12 Years a Slave is one story from one small part of complex system of human servitude in the United States and the Americas. There are so many stories yet to be told in mass popular culture about slaves working in mines, on the plantations of the Caribbean and across Latin and South America, the hell of the Middle Passage, maroon colonies and slave insurrections, semi-free people who hired out their own labor and lived in a liminal space as "independent" craftsmen and artisans in cities, the black slaves who built the railroads, locks, and highways that facilitated American empire, the true life horror stories of black slaves sold to medical schools and kidnapped for live vivisection and other experiments, and the personal psychological warfare that went on between slave and slave owner, those little daily battles through which slaves negotiated their own freedoms and rights in order to carve out a space to be human.

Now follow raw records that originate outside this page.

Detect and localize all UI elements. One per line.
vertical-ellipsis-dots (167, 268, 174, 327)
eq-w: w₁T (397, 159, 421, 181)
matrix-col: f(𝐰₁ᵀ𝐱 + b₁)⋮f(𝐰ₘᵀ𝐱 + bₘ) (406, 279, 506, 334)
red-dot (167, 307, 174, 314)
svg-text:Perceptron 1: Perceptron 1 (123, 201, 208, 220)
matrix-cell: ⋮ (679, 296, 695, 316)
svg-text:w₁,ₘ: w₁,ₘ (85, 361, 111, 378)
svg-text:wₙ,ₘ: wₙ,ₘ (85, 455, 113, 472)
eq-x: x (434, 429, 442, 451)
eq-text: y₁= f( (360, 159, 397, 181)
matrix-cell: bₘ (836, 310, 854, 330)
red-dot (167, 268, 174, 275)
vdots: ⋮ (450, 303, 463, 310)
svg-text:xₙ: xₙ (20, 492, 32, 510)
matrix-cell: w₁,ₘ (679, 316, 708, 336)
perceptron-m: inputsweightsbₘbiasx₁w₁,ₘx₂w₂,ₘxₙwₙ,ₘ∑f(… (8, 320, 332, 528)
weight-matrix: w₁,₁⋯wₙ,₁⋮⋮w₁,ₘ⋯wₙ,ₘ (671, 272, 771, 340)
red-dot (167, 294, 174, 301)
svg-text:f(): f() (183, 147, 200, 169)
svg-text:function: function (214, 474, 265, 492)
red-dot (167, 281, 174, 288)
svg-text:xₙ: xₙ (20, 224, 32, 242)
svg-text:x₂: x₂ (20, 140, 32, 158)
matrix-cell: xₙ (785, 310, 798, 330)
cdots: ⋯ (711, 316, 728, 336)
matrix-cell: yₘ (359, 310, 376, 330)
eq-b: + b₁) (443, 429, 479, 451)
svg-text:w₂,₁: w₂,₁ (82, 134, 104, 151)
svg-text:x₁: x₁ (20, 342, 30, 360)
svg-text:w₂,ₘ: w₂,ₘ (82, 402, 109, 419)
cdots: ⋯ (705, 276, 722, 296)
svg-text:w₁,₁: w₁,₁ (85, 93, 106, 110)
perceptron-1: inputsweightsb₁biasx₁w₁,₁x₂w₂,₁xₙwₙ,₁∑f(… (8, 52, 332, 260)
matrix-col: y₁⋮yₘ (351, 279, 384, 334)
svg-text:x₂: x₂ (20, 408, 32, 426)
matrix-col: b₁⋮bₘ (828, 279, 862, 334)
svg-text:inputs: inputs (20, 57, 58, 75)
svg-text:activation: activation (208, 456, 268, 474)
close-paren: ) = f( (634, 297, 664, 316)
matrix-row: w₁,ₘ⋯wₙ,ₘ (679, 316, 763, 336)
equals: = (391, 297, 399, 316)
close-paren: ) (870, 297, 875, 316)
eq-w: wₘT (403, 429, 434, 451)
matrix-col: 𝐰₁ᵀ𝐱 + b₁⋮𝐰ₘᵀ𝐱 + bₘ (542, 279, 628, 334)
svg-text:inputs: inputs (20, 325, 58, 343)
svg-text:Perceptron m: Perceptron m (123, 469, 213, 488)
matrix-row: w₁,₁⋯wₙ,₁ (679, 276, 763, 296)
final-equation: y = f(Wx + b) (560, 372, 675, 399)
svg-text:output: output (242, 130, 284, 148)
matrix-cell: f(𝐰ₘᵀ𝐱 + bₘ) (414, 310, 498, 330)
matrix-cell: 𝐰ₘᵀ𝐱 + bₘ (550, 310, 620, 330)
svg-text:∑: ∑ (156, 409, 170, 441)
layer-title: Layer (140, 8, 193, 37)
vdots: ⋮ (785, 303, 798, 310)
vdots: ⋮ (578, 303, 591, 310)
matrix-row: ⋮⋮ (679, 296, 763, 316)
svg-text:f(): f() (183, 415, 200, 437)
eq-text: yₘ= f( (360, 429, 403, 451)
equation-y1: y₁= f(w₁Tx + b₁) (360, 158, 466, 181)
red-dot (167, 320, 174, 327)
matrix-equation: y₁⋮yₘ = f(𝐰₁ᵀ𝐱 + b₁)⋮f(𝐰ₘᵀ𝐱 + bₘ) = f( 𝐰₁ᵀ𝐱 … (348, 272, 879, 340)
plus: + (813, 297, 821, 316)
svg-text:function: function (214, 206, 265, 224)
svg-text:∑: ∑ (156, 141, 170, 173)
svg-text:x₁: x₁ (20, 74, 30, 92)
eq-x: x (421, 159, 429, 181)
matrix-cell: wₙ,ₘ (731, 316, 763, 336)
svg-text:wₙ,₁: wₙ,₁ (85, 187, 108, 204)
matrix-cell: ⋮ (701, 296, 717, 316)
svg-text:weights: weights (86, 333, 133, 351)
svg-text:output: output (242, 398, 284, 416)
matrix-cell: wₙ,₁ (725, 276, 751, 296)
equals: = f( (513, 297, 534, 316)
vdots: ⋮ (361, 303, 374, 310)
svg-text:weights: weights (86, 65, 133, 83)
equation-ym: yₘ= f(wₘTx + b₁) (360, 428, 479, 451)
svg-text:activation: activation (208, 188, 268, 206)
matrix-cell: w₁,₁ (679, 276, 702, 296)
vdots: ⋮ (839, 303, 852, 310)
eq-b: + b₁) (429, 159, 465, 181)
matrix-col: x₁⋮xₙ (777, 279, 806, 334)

I am interested in how those of you who have seen 12 Years a Slave feel about the film more generally. I do have two specific questions.
Help me understand why some black folks were crying, shocked, and aghast at what they saw on the screen? In my screening, several young people were laughing during the movie. Yes, black youth in their teens and twenties, laughing at human suffering.
Is this a function of anxiety and fear on their part? A sense of shame that comes out as an effort to distance themselves from their own people's suffering? Or is this a reflection of a general culture of cruelty, where so many of our young people across the color line are nihilistic, but simultaneously so immersed in violence and consumerism, that they have been trained to find humor in the mistreatment of others?
12 Years a Slave is a fine movie. It is also a relatively restrained depiction of the various cruelties unleashed by the White Slaveocracy on black people. Americans need to grow up and come to terms with the crime against humanity that was African-American enslavement in the New World, and then decades of Jim and Jane Crow in our own country. For some, American Exceptionalism will make such an act very difficult if not impossible. However, those in denial can still find solace in the fact that in many ways American slavery was unique, peculiar, and special among nations.